Voting Deadline: December 1, 2025 at 10AM US EST

Abstract

Is Reality digital or analog? After a short historical introduction to the answers given to this old question, we argue that Nature is neither completely digital nor analog but a wise mixture of both. We show, using the canonical theory, that many macroscopic processes studied in physics, chemistry, and biology could not happen in a purely analog Universe, because these processes are the outcome of trillions and trillions of elementary processes directly related to the microscopic structure of matter.

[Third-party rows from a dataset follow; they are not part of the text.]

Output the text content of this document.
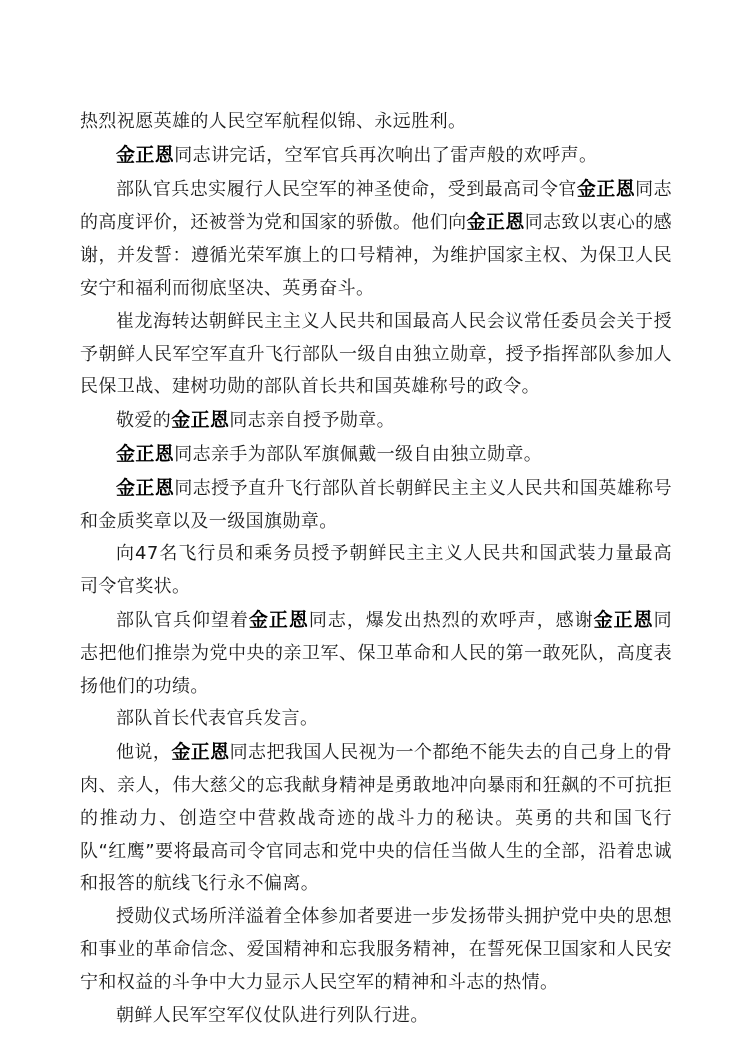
热烈祝愿英雄的人民空军航程似锦、永远胜利。

金正恩同志讲完话，空军官兵再次响出了雷声般的欢呼声。

部队官兵忠实履行人民空军的神圣使命，受到最高司令官金正恩同志的高度评价，还被誉为党和国家的骄傲。他们向金正恩同志致以衷心的感谢，并发誓：遵循光荣军旗上的口号精神，为维护国家主权、为保卫人民安宁和福利而彻底坚决、英勇奋斗。

崔龙海转达朝鲜民主主义人民共和国最高人民会议常任委员会关于授予朝鲜人民军空军直升飞行部队一级自由独立勋章，授予指挥部队参加人民保卫战、建树功勋的部队首长共和国英雄称号的政令。

敬爱的金正恩同志亲自授予勋章。

金正恩同志亲手为部队军旗佩戴一级自由独立勋章。

金正恩同志授予直升飞行部队首长朝鲜民主主义人民共和国英雄称号和金质奖章以及一级国旗勋章。

向47名飞行员和乘务员授予朝鲜民主主义人民共和国武装力量最高司令官奖状。

部队官兵仰望着金正恩同志，爆发出热烈的欢呼声，感谢金正恩同志把他们推崇为党中央的亲卫军、保卫革命和人民的第一敢死队，高度表扬他们的功绩。

部队首长代表官兵发言。

他说，金正恩同志把我国人民视为一个都绝不能失去的自己身上的骨肉、亲人，伟大慈父的忘我献身精神是勇敢地冲向暴雨和狂飙的不可抗拒的推动力、创造空中营救战奇迹的战斗力的秘诀。英勇的共和国飞行队“红鹰”要将最高司令官同志和党中央的信任当做人生的全部，沿着忠诚和报答的航线飞行永不偏离。

授勋仪式场所洋溢着全体参加者要进一步发扬带头拥护党中央的思想和事业的革命信念、爱国精神和忘我服务精神，在誓死保卫国家和人民安宁和权益的斗争中大力显示人民空军的精神和斗志的热情。

朝鲜人民军空军仪仗队进行列队行进。
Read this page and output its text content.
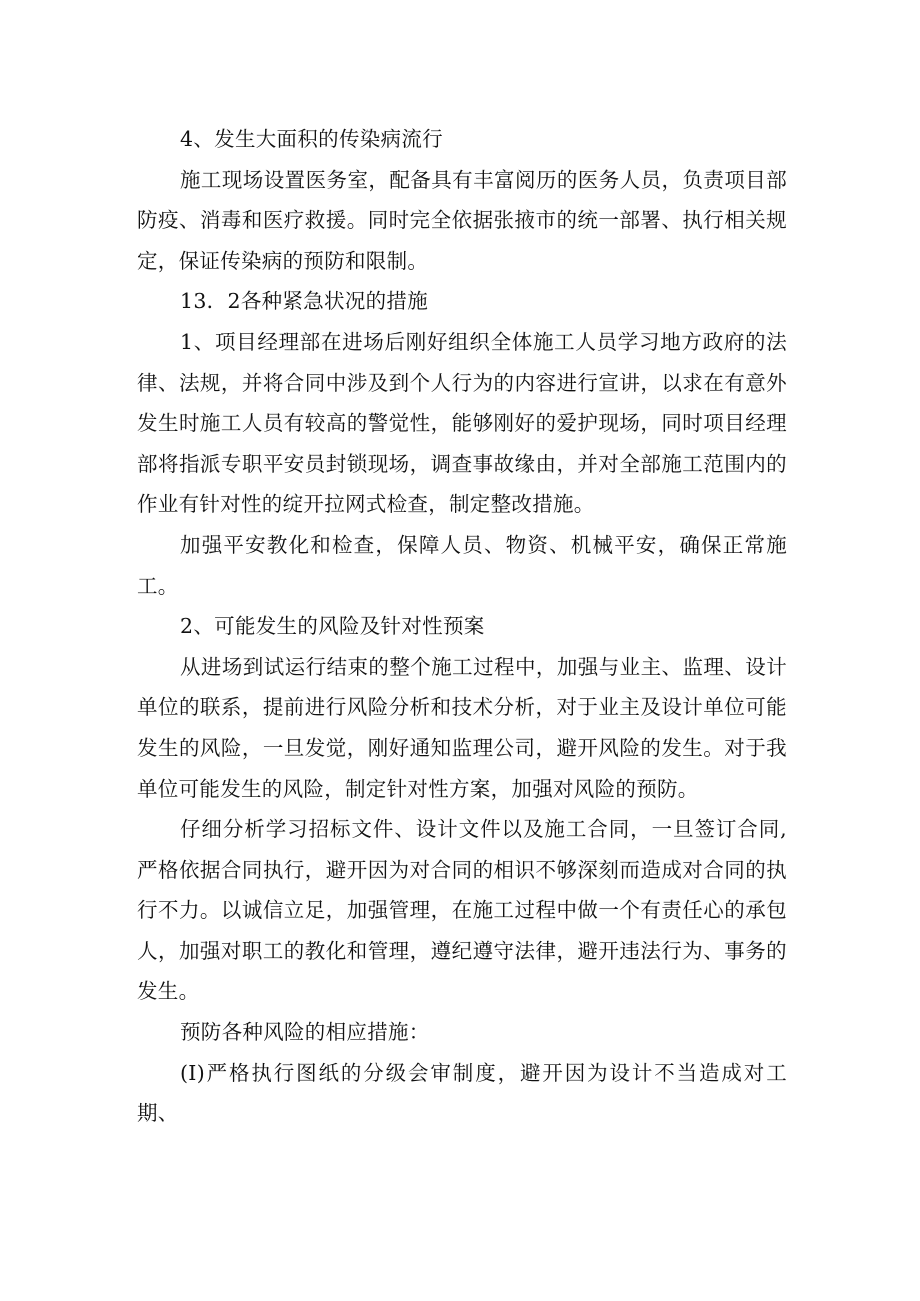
4、发生大面积的传染病流行

施工现场设置医务室，配备具有丰富阅历的医务人员，负责项目部防疫、消毒和医疗救援。同时完全依据张掖市的统一部署、执行相关规定，保证传染病的预防和限制。

13．2各种紧急状况的措施

1、项目经理部在进场后刚好组织全体施工人员学习地方政府的法律、法规，并将合同中涉及到个人行为的内容进行宣讲，以求在有意外发生时施工人员有较高的警觉性，能够刚好的爱护现场，同时项目经理部将指派专职平安员封锁现场，调查事故缘由，并对全部施工范围内的作业有针对性的绽开拉网式检查，制定整改措施。

加强平安教化和检查，保障人员、物资、机械平安，确保正常施工。

2、可能发生的风险及针对性预案

从进场到试运行结束的整个施工过程中，加强与业主、监理、设计单位的联系，提前进行风险分析和技术分析，对于业主及设计单位可能发生的风险，一旦发觉，刚好通知监理公司，避开风险的发生。对于我单位可能发生的风险，制定针对性方案，加强对风险的预防。

仔细分析学习招标文件、设计文件以及施工合同，一旦签订合同,严格依据合同执行，避开因为对合同的相识不够深刻而造成对合同的执行不力。以诚信立足，加强管理，在施工过程中做一个有责任心的承包人，加强对职工的教化和管理，遵纪遵守法律，避开违法行为、事务的发生。

预防各种风险的相应措施：

(I)严格执行图纸的分级会审制度，避开因为设计不当造成对工期、
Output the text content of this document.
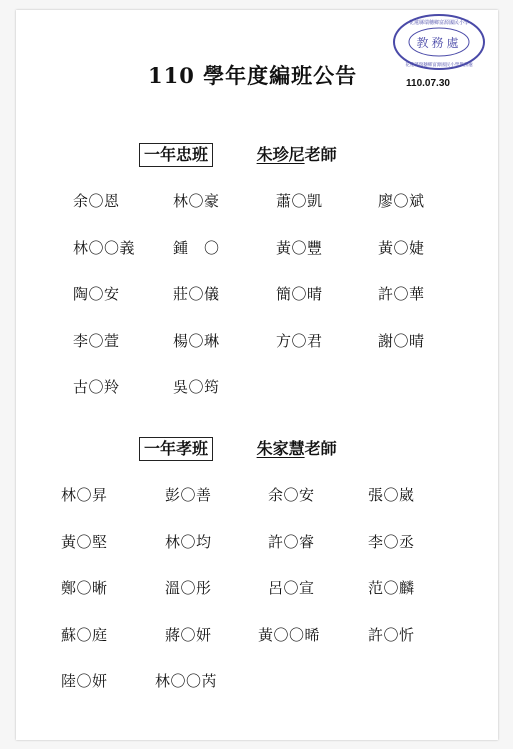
教務處
花蓮縣瑞穗鄉富源國民小學
花蓮縣瑞穗鄉富源國民小學教務處
110 學年度編班公告	110.07.30
一年忠班	朱珍尼老師
余〇恩	林〇豪	蕭〇凱	廖〇斌
林〇〇義	鍾　〇	黃〇豐	黃〇婕
陶〇安	莊〇儀	簡〇晴	許〇華
李〇萱	楊〇琳	方〇君	謝〇晴
古〇羚	吳〇筠
一年孝班	朱家慧老師
林〇昇	彭〇善	余〇安	張〇崴
黃〇堅	林〇均	許〇睿	李〇丞
鄭〇晰	溫〇彤	呂〇宣	范〇麟
蘇〇庭	蔣〇妍	黃〇〇晞	許〇忻
陸〇妍	林〇〇芮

Next, we show that the "exotic" processes observed at the nanoscale, and needed for a fundamental understanding of the basic mechanisms of life and for the development of the nanotechnology, could not exist in an analog Universe. Some examples are the recently discovered "exotic" flows of heat from cold to hot regions or the tiny difference in the pressures of a gas and a nanogas at mechanical equilibrium. We present a fundamental concept of time and show how the more conventional concept of dimensional time associated to the spacetime arises from several approximations. The current emphasis by many physicists on that spacetime would be quantized and that its discretization would introduce a fundamental understanding of causality and other aspects of Nature at the Planck scale does not hold up on close inspection. The limitations and deficiencies of theories as general relativity and quantum field theory, inherited by further developments as quantum general relativity and superstring theory, are highlighted; with the conclusion of that no discrete spacetime can reproduce the mathematics and physics associated to our fundamental concept of time. The relation of our approach with the SHP theory and its use on recent generalizations of superstring and brane theories are noted. Other foundational questions asked in this "FQXi ESSAY CONTEST" are answered in a final section.